Brooks Brothers—sells quite a range of button downs, from the slim fit Milano to the looser, traditional Regent—and yes, they have iron and non-iron options alike. That said, menswear purists flock toward the original oxford cloth shirts. These shirts—affectionately known as the OCBD—are a touch more expensive than their stiffer counterparts. Made from Supima cotton, the OCBD comes with details like mother-of-pearl buttons and back pleating.
Going to get fitted for a Brooks Brothers suit is a rite of passage for many men—whether they're off to their first job or looking to dress the part after that big promotion.
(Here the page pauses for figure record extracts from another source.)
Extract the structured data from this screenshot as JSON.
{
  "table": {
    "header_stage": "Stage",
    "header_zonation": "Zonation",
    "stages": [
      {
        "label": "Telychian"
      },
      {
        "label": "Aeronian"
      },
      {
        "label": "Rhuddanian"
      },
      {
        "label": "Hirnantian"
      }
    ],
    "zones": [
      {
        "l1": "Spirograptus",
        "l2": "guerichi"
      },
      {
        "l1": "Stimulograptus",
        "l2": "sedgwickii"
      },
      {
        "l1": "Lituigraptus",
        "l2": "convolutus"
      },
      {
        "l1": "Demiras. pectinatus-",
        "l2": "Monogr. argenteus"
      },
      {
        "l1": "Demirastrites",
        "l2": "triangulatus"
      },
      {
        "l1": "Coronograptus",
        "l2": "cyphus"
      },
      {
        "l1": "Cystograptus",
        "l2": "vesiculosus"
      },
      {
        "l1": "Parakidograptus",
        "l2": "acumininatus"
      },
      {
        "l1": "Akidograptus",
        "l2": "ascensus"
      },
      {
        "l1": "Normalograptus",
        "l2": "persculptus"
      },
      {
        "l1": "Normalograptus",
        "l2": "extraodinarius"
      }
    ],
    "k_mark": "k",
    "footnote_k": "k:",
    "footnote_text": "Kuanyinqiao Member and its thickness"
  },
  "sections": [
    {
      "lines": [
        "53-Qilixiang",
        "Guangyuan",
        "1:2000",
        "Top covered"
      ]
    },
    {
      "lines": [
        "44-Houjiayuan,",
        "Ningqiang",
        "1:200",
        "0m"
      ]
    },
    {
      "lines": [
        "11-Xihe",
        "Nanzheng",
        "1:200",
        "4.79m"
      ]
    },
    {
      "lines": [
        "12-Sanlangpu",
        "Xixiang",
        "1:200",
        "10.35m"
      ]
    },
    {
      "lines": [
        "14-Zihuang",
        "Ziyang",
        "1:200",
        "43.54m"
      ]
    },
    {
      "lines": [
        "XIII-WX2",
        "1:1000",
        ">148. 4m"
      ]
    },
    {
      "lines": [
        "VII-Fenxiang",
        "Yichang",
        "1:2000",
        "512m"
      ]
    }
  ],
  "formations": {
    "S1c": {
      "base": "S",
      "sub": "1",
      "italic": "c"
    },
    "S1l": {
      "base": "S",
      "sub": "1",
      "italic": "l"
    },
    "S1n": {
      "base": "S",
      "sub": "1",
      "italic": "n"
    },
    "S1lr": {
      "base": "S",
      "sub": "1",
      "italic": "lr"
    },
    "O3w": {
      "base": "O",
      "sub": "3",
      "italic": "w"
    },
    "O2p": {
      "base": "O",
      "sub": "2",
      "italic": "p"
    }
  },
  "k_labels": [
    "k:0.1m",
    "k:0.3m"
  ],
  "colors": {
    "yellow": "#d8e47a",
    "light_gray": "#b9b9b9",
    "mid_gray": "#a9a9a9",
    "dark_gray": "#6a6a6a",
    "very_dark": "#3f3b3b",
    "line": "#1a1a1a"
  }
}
The Golden Fleece suits will cost a couple grand, but BB makes suits that well, suit, different price points.
Brooks Brothers have a collection of four different fits.
• Milano—extra slim
• Regent—Slim and contoured
• Traditional—Full and relaxed
But, look on any men’s fashion blog, forum or even the Quora answers. It seems shopping Brooks Bros has a lot to do with their legendary dress shirts—over and over, men love that OCBD—and for good reason. It works with boots and jeans just as well as it does with sail boat-printed chinos and tasseled loafers.
What’s Up with the Different Collections?
Ahh, the fleece hierarchy. The brand has two collections, Red Fleece and Golden Fleece. Black fleece, a Thom Browne collaboration, was discontinued back in 2015. Here’s a look at the major differences between the two primary-colored fleeces:
Red: The brand’s Red Fleece collection is geared more toward the younger crowd—think Springy New England basics designed for the collegiate set. Red Fleece features a slimmer fit than the classic offerings—and shoppers can expect a fit much like the Milano suit. If you’re not a fan of slim fitting shirts and sweaters, you may either want to size up or look toward the brand’s more traditional lines.
You’ll find a blend of casual sportswear, or things like this seed-stitched cardigan, and a collection of reasonably priced casual button downs. The Madras Plaid or the Windowpane button-ups will run you just $49.50, regular price—on par with any of the major “mall brands.”
Golden: The Golden Fleece line is a celebration of fine fabrics and full-canvassed suits. GF is considerably more expensive than Red Fleece—you’ll find button-downs that cross the $200 threshold, camel hair sweaters, and plenty of cashmere.
GF is more a collection of investment pieces to RF's more affordable, younger collection, but 2018 is set to bring some lighter, more playful updates into the mix.
And then there’s the 1818 collection. This line offers an affordable (relatively) alternative to the Golden Fleece’s collection of suits. 1818 suits—half-canvassed to GF’s full canvassed offerings-- are solid workhorse suits, and you usually can find them available for under a grand. That said, both 1818 and GF are hand-stitched, so either way, you’re getting a decent-quality suit.
So—Are the Brothers’ Offerings Still Worth It?
A lot of the Brooks Brothers appeal is the preppy, clean-cut quality—bolstered by its Ivy League appeal and its long-standing presidential heritage.
But, while the Bros can get pretty pricey, the Red Fleece and 1818 lines are pretty accessible.
In the end, old BB doesn’t disappoint when it comes to work shirts and classic blazers—staples every man can use in his closet--no matter where he's at in life.